Há carreiras em que os anos de trabalho deixam um peso difícil de comparar com o de outras atividades. A exposição ao perigo, o esforço físico continuado e a pressão psicológica ajudam a explicar por que razão algumas profissões de desgaste rápido têm regras próprias no momento de pedir a reforma.
Contudo, uma profissão ser exigente não significa, por si só, que permita receber antecipadamente a pensão de velhice.
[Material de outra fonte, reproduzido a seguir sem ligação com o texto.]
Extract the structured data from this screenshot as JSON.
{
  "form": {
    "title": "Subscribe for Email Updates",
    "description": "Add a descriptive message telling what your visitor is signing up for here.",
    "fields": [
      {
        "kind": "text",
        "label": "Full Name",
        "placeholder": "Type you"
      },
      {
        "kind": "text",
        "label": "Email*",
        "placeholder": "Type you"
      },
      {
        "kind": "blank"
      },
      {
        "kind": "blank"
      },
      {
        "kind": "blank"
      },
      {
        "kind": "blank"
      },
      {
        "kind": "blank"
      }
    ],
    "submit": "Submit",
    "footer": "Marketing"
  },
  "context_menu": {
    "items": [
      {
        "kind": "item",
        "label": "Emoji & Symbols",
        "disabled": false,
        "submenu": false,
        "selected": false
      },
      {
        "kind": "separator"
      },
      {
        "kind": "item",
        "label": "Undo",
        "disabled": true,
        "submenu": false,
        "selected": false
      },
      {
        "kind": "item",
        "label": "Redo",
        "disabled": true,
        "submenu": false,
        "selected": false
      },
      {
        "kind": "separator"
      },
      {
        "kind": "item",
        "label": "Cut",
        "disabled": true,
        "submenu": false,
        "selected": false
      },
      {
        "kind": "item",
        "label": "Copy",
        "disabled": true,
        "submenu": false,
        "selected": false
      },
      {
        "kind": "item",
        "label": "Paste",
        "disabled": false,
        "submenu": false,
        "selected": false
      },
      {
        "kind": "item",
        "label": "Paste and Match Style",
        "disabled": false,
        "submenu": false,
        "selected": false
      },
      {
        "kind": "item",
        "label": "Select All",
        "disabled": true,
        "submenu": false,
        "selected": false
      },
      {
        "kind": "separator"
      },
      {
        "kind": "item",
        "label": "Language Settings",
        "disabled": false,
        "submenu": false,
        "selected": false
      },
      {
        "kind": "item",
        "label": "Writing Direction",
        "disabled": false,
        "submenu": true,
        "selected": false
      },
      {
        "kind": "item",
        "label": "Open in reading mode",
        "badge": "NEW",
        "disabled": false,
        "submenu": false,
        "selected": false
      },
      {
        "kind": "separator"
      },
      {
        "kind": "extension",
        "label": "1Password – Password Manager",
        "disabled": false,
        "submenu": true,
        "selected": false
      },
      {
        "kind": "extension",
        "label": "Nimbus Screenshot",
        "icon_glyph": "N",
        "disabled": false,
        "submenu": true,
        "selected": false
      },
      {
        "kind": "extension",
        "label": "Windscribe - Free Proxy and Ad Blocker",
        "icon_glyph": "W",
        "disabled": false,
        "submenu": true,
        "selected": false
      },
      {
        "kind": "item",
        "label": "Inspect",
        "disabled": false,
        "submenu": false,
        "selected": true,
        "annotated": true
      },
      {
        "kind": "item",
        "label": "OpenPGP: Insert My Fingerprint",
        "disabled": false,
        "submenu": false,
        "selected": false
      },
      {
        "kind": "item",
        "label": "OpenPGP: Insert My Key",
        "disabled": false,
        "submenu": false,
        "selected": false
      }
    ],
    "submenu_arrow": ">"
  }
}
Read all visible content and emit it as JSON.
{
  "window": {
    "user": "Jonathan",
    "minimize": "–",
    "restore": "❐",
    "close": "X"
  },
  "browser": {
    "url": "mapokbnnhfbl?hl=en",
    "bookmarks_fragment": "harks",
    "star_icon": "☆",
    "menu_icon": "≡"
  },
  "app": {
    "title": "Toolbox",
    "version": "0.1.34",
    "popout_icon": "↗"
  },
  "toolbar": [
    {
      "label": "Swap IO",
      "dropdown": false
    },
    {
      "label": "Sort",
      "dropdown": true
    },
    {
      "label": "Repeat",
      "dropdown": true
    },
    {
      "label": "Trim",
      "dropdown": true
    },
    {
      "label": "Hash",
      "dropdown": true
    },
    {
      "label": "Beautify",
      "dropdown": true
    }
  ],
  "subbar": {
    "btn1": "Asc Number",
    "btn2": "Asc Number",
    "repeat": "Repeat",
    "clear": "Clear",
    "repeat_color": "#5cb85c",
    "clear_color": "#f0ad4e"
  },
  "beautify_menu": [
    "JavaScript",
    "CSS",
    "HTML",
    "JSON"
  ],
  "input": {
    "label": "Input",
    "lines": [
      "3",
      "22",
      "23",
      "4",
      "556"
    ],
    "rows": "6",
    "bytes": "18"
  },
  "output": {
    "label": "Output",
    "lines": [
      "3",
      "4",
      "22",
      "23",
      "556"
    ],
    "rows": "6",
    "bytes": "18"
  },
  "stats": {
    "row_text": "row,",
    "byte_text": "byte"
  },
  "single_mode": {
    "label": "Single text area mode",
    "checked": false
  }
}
Para beneficiar de um regime especial, o trabalhador tem de estar abrangido por legislação própria e demonstrar que cumpriu as condições previstas para a respetiva atividade.
Lei não contém uma lista genérica de trabalhos de desgaste rápido
O principal ponto de partida é o Decreto-Lei n.º 70/2020. O artigo 2.º identifica os regimes especiais aplicáveis a mineiros, trabalhadores das lavarias de minério, profissionais da pedra, bordadeiras da Madeira, profissionais de bailado, determinados trabalhadores portuários, antigos trabalhadores da Empresa Nacional de Urânio, controladores de tráfego aéreo, pilotos comerciais, marítimos e profissionais da pesca.
Este mesmo diploma abrange igualmente trabalhadores protegidos por acordos internacionais nos Açores, embora aqui não esteja em causa uma profissão de desgaste rápido em sentido estrito.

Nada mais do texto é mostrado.